Survey finds that Americans see less value, but are willing to borrow and spend more for higher education.
Though Americans consistently find less value in a college degree each year since 2008, a new survey of 3,000 people by Country Financial Security Index shows they are willing to spend and borrow more on pursuing a degree than they have been in the past.
The number of Americans who think college is a good investment dropped this year to 57%, compared to 58% in 2011, 64% in 2010, 78% in 2009, and 81% in 2008.
However, perhaps because 62% of those surveyed prioritize the quality of education over the cost, they are willing to put themselves in more debt to get an education.

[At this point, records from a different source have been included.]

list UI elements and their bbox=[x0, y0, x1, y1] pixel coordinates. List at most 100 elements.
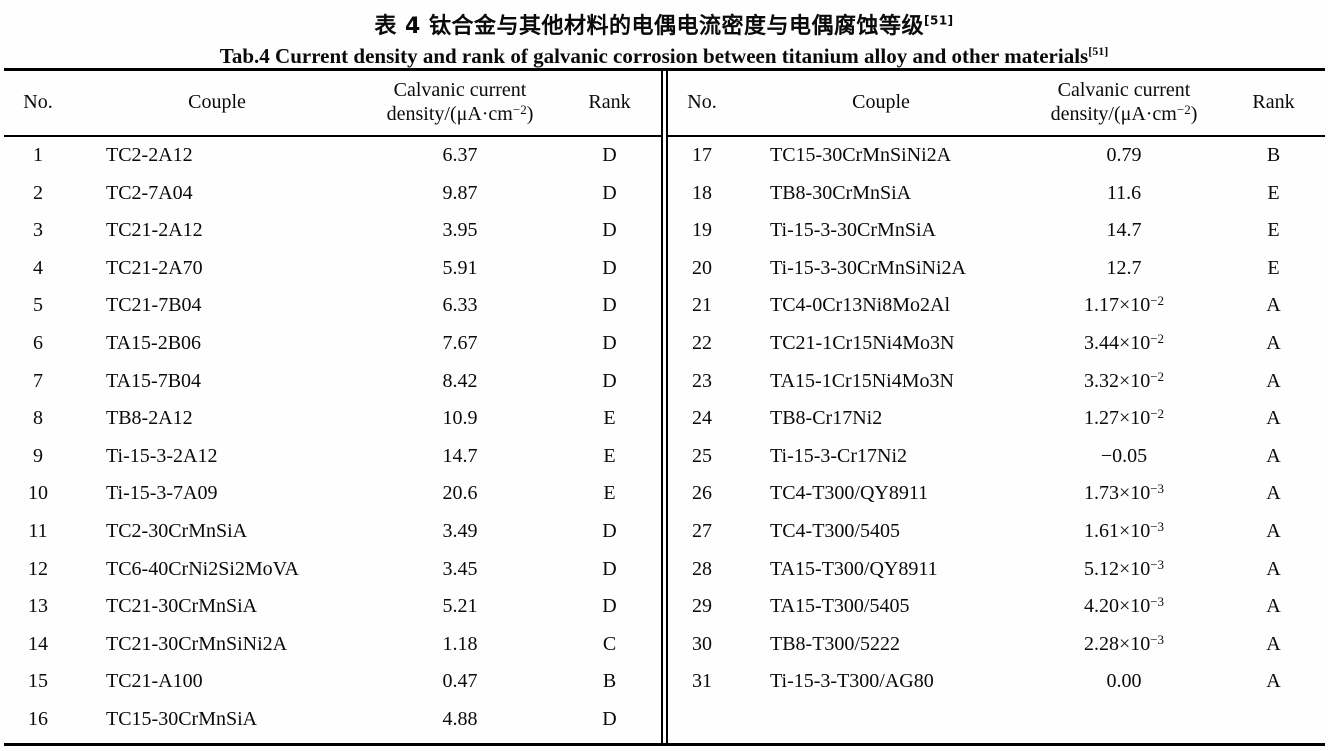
couple-cell: TC21-7B04 bbox=[72, 287, 362, 325]
rank-cell: A bbox=[1222, 513, 1325, 551]
couple-cell: TC21-2A12 bbox=[72, 212, 362, 250]
row-number-cell: 31 bbox=[668, 663, 736, 701]
rank-cell: D bbox=[558, 175, 661, 213]
col-header-no: No. bbox=[668, 71, 736, 135]
rank-value: C bbox=[602, 632, 617, 655]
couple-value: TB8-30CrMnSiA bbox=[770, 181, 912, 204]
couple-value: TC21-2A12 bbox=[106, 219, 203, 242]
couple-value: TB8-Cr17Ni2 bbox=[770, 407, 883, 430]
rank-value: D bbox=[602, 369, 617, 392]
couple-value: Ti-15-3-30CrMnSiNi2A bbox=[770, 256, 966, 279]
row-number: 4 bbox=[33, 256, 43, 279]
couple-value: TC2-30CrMnSiA bbox=[106, 519, 248, 542]
table-row: 21 TC4-0Cr13Ni8Mo2Al 1.17×10−2 A bbox=[668, 287, 1325, 325]
density-cell: 6.33 bbox=[362, 287, 558, 325]
col-header-couple: Couple bbox=[72, 71, 362, 135]
couple-cell: TA15-1Cr15Ni4Mo3N bbox=[736, 363, 1026, 401]
table-header-row: No. Couple Calvanic current density/(μA·… bbox=[4, 71, 661, 137]
row-number: 14 bbox=[28, 632, 48, 655]
couple-value: TC15-30CrMnSiNi2A bbox=[770, 144, 952, 166]
couple-cell: TB8-T300/5222 bbox=[736, 626, 1026, 664]
rank-value: A bbox=[1266, 482, 1281, 505]
density-cell: 4.20×10−3 bbox=[1026, 588, 1222, 626]
density-cell: 1.17×10−2 bbox=[1026, 287, 1222, 325]
row-number: 3 bbox=[33, 219, 43, 242]
density-value: 1.61×10 bbox=[1083, 519, 1151, 542]
density-unit-exponent: −2 bbox=[512, 102, 527, 117]
rank-cell: A bbox=[1222, 551, 1325, 589]
rank-value: A bbox=[1266, 444, 1281, 467]
table-row: 7 TA15-7B04 8.42 D bbox=[4, 363, 661, 401]
rank-value: E bbox=[603, 407, 616, 430]
row-number: 31 bbox=[692, 670, 712, 693]
rank-cell: E bbox=[558, 438, 661, 476]
couple-value: TA15-7B04 bbox=[106, 369, 202, 392]
rank-cell: D bbox=[558, 588, 661, 626]
row-number: 5 bbox=[33, 294, 43, 317]
couple-value: TC21-1Cr15Ni4Mo3N bbox=[770, 331, 955, 354]
table-row: 17 TC15-30CrMnSiNi2A 0.79 B bbox=[668, 137, 1325, 175]
rank-value: E bbox=[1267, 256, 1280, 279]
density-value: 5.21 bbox=[442, 595, 478, 618]
couple-cell: TA15-7B04 bbox=[72, 363, 362, 401]
couple-value: TC6-40CrNi2Si2MoVA bbox=[106, 557, 299, 580]
rank-value: A bbox=[1266, 331, 1281, 354]
rank-value: D bbox=[602, 219, 617, 242]
density-cell: 11.6 bbox=[1026, 175, 1222, 213]
density-exponent: −3 bbox=[1150, 631, 1165, 647]
density-cell: 4.88 bbox=[362, 701, 558, 739]
row-number-cell: 1 bbox=[4, 137, 72, 175]
density-cell: 1.73×10−3 bbox=[1026, 475, 1222, 513]
density-value: 0.47 bbox=[442, 670, 478, 693]
density-value: 3.95 bbox=[442, 219, 478, 242]
table-vertical-divider bbox=[661, 71, 668, 743]
row-number: 21 bbox=[692, 294, 712, 317]
rank-cell: E bbox=[1222, 250, 1325, 288]
row-number-cell: 15 bbox=[4, 663, 72, 701]
density-cell: −0.05 bbox=[1026, 438, 1222, 476]
couple-cell: Ti-15-3-Cr17Ni2 bbox=[736, 438, 1026, 476]
table-row: 15 TC21-A100 0.47 B bbox=[4, 663, 661, 701]
rank-value: A bbox=[1266, 294, 1281, 317]
rank-value: D bbox=[602, 181, 617, 204]
rank-value: D bbox=[602, 331, 617, 354]
density-value: 0.00 bbox=[1106, 670, 1142, 693]
rank-value: D bbox=[602, 294, 617, 317]
row-number: 28 bbox=[692, 557, 712, 580]
density-exponent: −2 bbox=[1150, 368, 1165, 384]
density-unit-exponent: −2 bbox=[1176, 102, 1191, 117]
couple-cell: TA15-T300/5405 bbox=[736, 588, 1026, 626]
density-cell: 3.95 bbox=[362, 212, 558, 250]
table-row: 5 TC21-7B04 6.33 D bbox=[4, 287, 661, 325]
density-cell: 9.87 bbox=[362, 175, 558, 213]
density-value: 4.20×10 bbox=[1083, 595, 1151, 618]
couple-value: TC21-2A70 bbox=[106, 256, 203, 279]
density-cell: 1.61×10−3 bbox=[1026, 513, 1222, 551]
col-header-no: No. bbox=[4, 71, 72, 135]
row-number-cell: 29 bbox=[668, 588, 736, 626]
density-cell: 7.67 bbox=[362, 325, 558, 363]
row-number-cell: 10 bbox=[4, 475, 72, 513]
couple-value: TC2-2A12 bbox=[106, 144, 193, 166]
row-number: 13 bbox=[28, 595, 48, 618]
table-row: 19 Ti-15-3-30CrMnSiA 14.7 E bbox=[668, 212, 1325, 250]
couple-cell: Ti-15-3-7A09 bbox=[72, 475, 362, 513]
col-header-density-line1: Calvanic current bbox=[393, 79, 527, 102]
density-value: 12.7 bbox=[1106, 256, 1142, 279]
table-row: 23 TA15-1Cr15Ni4Mo3N 3.32×10−2 A bbox=[668, 363, 1325, 401]
couple-value: TC21-A100 bbox=[106, 670, 203, 693]
col-header-couple-label: Couple bbox=[188, 91, 246, 114]
row-number-cell: 5 bbox=[4, 287, 72, 325]
row-number: 22 bbox=[692, 331, 712, 354]
density-cell: 14.7 bbox=[1026, 212, 1222, 250]
couple-cell: TC2-30CrMnSiA bbox=[72, 513, 362, 551]
row-number: 7 bbox=[33, 369, 43, 392]
density-value: 4.88 bbox=[442, 707, 478, 730]
density-value: 11.6 bbox=[1106, 181, 1142, 204]
density-cell: 3.49 bbox=[362, 513, 558, 551]
density-value: 5.12×10 bbox=[1083, 557, 1151, 580]
density-cell: 6.37 bbox=[362, 137, 558, 175]
couple-value: TC21-30CrMnSiA bbox=[106, 595, 258, 618]
couple-cell: TB8-30CrMnSiA bbox=[736, 175, 1026, 213]
density-cell: 10.9 bbox=[362, 400, 558, 438]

Since 2011, the number of Americans who believe $20,000 or less is “too much debt” to be in for college has decreased from 61% to 50%. Conversely, the number of Americans who believe more than $20,000 is “too much debt” has increased from 31% to 42%.
When it comes to paying for college, 57% say half or less of their child’s college costs will be paid for by loans. The vast majority, 80% of those surveyed, believe parents should pay for at least a portion of students’ higher education. Retirement savings seems to be viewed as a much better investment, as 45% of adults prioritize retirement savings, and only 38% prioritize college savings.
Some of these results seem to contrast with a survey of 1,601 people published July 16 by financial services firm Sallie Mae. The survey found that Americans were, in fact, willing to spend less on college, and 90% of families were making cuts on college costs. Additionally, it found that college cost plays a big role in deciding which school to attend, as 69% of families removed schools from their list solely based on cost.
While the Country Financial Security Index survey found general opinion of the value of college degrees has decreased, the Sallie Mae survey found perceptions of the value of college vary by generation. While 89% of students feel college is a worthy investment in the future, only 77% of parents feel the same.